Strategi Efektif Untuk Menabung Bersama Bagi Pengantin Baru

Strategi Efektif Untuk Menabung Bersama Bagi Pengantin Baru

Strategi Efektif Untuk Menabung Bersama Bagi Pengantin Baru

Mungkin banyak pasangan merasa puas karena telah berhasil menabung untuk biaya pernikahan. namun janganlah berpuas hati, karena ada banyak kebutuhan serta kewajiban yang perlu dipenuhi selepas anda dan pasangan resmi menikah.
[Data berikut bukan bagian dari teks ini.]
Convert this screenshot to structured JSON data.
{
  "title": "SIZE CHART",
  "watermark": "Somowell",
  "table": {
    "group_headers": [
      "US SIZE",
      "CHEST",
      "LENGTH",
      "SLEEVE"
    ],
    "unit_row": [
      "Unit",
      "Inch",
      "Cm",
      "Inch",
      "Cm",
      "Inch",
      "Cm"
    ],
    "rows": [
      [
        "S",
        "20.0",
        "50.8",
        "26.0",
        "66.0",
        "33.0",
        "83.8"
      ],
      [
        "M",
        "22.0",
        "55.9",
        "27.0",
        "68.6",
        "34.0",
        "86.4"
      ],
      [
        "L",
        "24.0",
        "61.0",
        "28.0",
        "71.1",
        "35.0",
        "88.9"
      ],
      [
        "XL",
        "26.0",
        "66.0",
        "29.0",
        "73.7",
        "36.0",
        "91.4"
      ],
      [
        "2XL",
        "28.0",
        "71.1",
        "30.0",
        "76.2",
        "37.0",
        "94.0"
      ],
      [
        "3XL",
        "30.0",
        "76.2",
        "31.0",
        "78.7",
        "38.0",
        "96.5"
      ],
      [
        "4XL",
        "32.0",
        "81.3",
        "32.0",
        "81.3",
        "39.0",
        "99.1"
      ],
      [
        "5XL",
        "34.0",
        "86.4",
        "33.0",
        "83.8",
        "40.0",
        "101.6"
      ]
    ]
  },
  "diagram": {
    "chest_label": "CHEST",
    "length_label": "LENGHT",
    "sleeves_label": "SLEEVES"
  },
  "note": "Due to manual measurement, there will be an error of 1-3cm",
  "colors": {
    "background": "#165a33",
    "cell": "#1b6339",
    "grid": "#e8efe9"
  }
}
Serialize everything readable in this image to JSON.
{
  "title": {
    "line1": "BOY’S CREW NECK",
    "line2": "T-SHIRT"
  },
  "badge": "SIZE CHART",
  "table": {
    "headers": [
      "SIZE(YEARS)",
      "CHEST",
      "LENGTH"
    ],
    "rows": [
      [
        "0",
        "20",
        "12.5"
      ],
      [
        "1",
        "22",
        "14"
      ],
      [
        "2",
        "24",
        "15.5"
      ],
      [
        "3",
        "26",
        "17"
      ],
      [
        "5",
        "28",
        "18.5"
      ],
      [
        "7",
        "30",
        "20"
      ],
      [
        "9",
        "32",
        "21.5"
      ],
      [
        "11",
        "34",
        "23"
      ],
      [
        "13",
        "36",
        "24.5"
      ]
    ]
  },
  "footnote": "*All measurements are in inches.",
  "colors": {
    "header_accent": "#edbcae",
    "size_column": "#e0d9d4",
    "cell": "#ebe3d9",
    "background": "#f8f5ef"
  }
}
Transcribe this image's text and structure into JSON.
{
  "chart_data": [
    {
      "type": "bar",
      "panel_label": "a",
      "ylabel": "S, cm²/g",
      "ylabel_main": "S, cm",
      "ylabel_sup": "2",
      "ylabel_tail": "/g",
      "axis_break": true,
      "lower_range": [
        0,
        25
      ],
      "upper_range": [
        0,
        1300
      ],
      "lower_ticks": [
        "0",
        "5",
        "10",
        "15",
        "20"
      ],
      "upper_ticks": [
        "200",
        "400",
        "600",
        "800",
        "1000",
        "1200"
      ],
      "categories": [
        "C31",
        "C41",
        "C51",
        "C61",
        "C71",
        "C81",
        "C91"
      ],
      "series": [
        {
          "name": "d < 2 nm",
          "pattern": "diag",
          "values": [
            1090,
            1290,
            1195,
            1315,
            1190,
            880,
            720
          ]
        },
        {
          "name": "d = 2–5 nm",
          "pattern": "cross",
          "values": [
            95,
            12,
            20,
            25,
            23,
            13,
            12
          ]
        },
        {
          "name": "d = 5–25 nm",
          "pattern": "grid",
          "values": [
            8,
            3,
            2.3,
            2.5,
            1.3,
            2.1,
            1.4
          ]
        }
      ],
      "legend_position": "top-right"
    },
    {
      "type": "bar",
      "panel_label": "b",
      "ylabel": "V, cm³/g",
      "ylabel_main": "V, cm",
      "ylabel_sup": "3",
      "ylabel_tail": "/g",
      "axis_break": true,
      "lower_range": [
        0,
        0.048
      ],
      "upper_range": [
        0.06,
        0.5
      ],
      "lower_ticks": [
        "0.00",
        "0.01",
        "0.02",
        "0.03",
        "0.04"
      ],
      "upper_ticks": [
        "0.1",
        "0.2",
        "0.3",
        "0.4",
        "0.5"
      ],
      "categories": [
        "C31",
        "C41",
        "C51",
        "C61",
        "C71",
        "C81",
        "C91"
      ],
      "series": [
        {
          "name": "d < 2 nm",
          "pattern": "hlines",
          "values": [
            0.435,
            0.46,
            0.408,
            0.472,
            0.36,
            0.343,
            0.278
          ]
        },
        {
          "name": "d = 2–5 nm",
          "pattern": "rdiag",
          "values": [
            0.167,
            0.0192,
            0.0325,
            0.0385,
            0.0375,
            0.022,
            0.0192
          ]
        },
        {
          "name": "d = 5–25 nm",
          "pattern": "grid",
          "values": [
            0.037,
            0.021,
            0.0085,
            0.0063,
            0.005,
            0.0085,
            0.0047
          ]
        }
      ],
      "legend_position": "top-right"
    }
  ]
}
Baik anda maupun pasangan harus sama-sama pintar dalam mengelola keuangan bersama.Strategi Efektif Untuk Menabung Bersama Bagi Pengantin Baru

Pada awal pernikahan terkadang gejolak asmaran penganting baru masih membara, akan tetapi dibalik itu semua jangan sampai anda berdua terlena. Ada baiknya untuk mempersiapkan rancangan keuangan bagi masa depat keluarga secara matang. Bila anda dan pasangan masih merasa kebingungan berikut ini ada strategi yang dapat diterapkan antara lain:

1.      Selalu terbuka satu sama lain

Sebagai pengantin baru segala urusan rumah tangga ada baiknya dibicarakan dan diputuskan bersama termasuk perihal finansial. Apalagi jika anda berdua memiliki pekerjaan dan penghasilan tetap setiap bulan. Hal ini dilakukan agar timbangan keuangan keduanya stabil, sehingga tidak lagi terjadi masa-masa krisis di akhir bulan.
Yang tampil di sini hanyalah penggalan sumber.